Durante a apresentação da plataforma, realizada por meio de uma transmissão ao vivo, jornalistas, pesquisadores e representantes de entidades afirmaram que as formas de censura se tornaram mais complexas e passaram a ocorrer por diferentes agentes, como autoridades públicas, empresas privadas, plataformas digitais e grupos organizados.
Segundo a jornalista Ramênia Vieira, integrante do Diracom, a censura deixou de ser apenas um ato explícito de proibição e passou a incluir mecanismos que silenciam debates e restringem a circulação de informações e diferentes vozes na sociedade.
“Entendemos a censura como um conjunto de práticas que produz o silenciamento e restringe de forma indevida a circulação de informações, ideias e vozes na sociedade”, afirmou.
Canal para denúncias
A plataforma permitirá que qualquer pessoa registre relatos de situações de censura ou de restrição à liberdade de expressão, desde que tenha vivenciado ou presenciado o caso. As denúncias serão analisadas e organizadas para a elaboração de relatórios e estudos que possam orientar ações de defesa do direito à comunicação.
Ramênia Vieira destacou que a participação da sociedade será essencial para compreender a dimensão do problema.
“Quanto mais pessoas e organizações contribuírem, mais condições teremos de fortalecer a proteção da liberdade de expressão e da pluralidade de vozes no Brasil.”
Assédio judicial preocupa jornalistas
A presidente da Federação Nacional dos Jornalistas (Fenaj), Samira Castro, afirmou que o observatório pode se tornar uma ferramenta importante para proteger não apenas os profissionais da imprensa, mas também o direito da população ao acesso à informação.
Ela ressaltou que a censura atualmente ocorre de maneira menos perceptível e apontou o crescimento do chamado assédio judicial como uma das principais formas de intimidação contra jornalistas.
“Depois das agressões físicas, o principal tipo de violação ao exercício do jornalismo no Brasil é o assédio judicial”, afirmou.
Segundo Samira, ações judiciais têm sido utilizadas para intimidar profissionais da imprensa e dificultar investigações de interesse público.
Jornalismo independente sob pressão
O jornalista Leonardo Sakamoto afirmou que produtores de conteúdo independentes estão entre os mais vulneráveis às diferentes formas de censura, especialmente em cidades do interior, onde, segundo ele, poder político e econômico frequentemente se concentram nos mesmos grupos.

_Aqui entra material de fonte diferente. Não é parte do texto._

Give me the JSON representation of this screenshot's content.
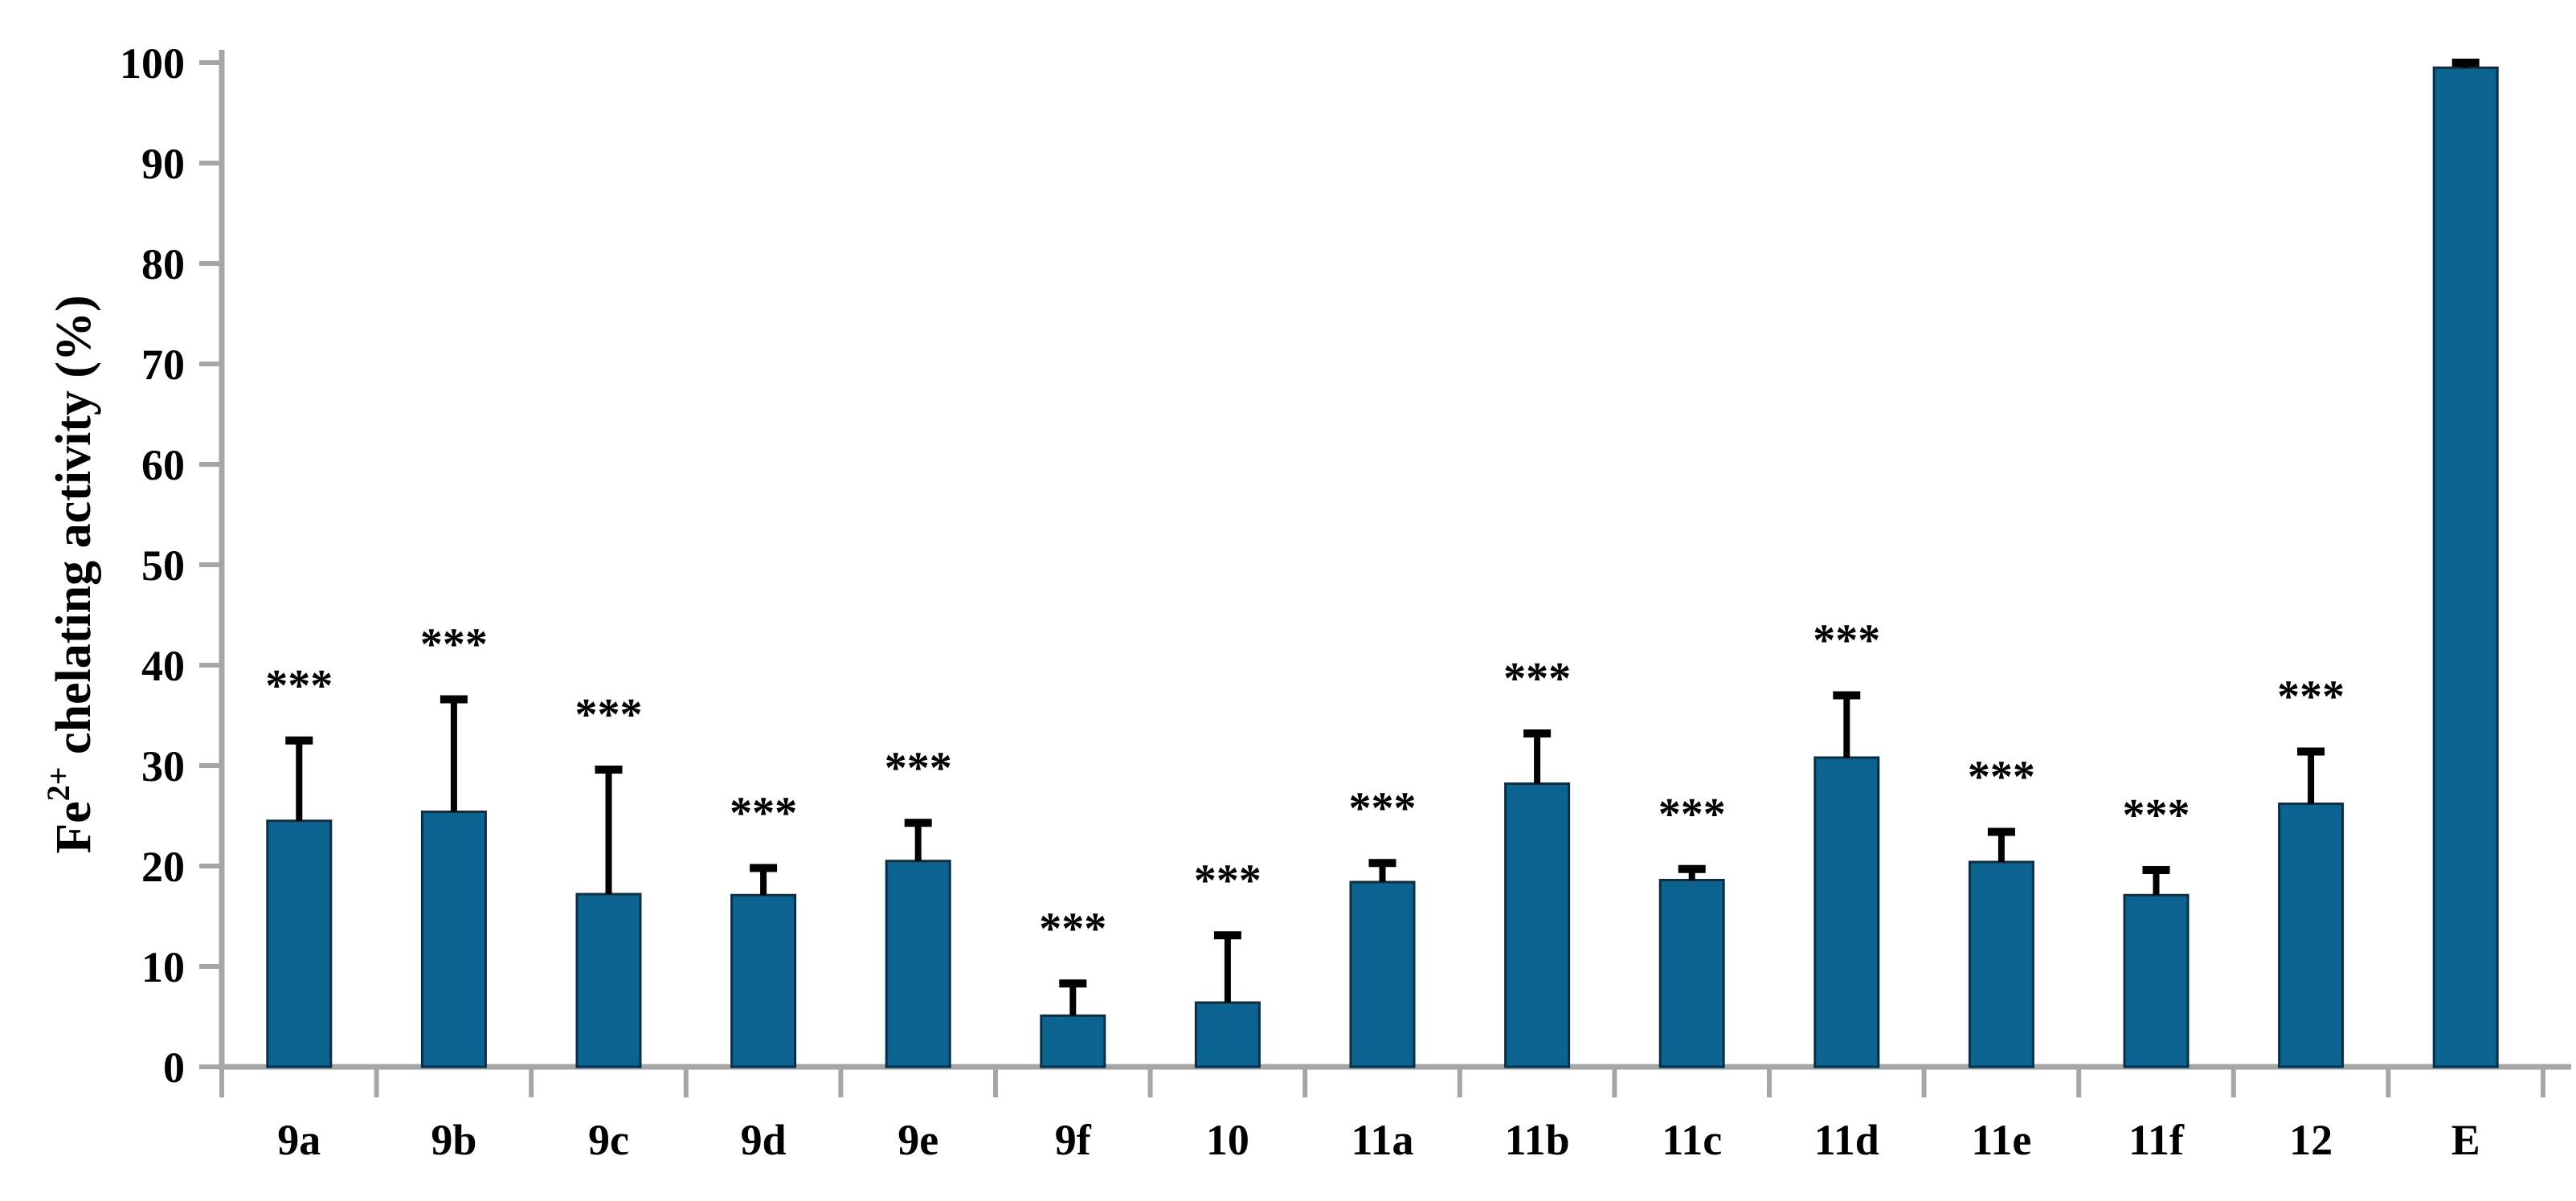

Para Sakamoto, além dos processos judiciais, existe uma forma de autocensura estimulada pelas plataformas digitais, nas quais a busca por maior alcance e audiência acaba influenciando a escolha das pautas.
“Temos visto jornalistas trocarem denúncias e investigações por conteúdos mais palatáveis para a audiência. Existe um tipo de autocensura decorrente da busca por audiência.”
Plataformas digitais também são alvo de críticas
O diretor do Sleeping Giants Brasil, Humberto Vieira, afirmou que grandes empresas de tecnologia também têm contribuído para restringir conteúdos publicados nas redes sociais. Como exemplo, citou a remoção de mais de cem perfis ligados à comunidade LGBTQIAPN+ durante o mês do orgulho, em junho.
Segundo ele, os perfis foram posteriormente restabelecidos, enquanto o caso passou a ser investigado pelo Ministério Público Federal. A Meta informa que remove conteúdos e desabilita contas quando identifica risco real de violência física ou ameaça à segurança pública.
Ameaças afetam principalmente mulheres
A antropóloga Fernanda Martins, diretora de estratégia da Fundação Multitudes e pesquisadora nas áreas de democracia, plataformas digitais e direitos humanos, destacou que os ataques virtuais contra mulheres representam um desafio crescente na América do Sul.
Ela citou dados da Argentina indicando que mais de 40% das agressões direcionadas às mulheres nas redes sociais têm como alvo sua aparência física, seus corpos e estereótipos de gênero, evidenciando que a violência digital também compromete a liberdade de expressão e a participação pública.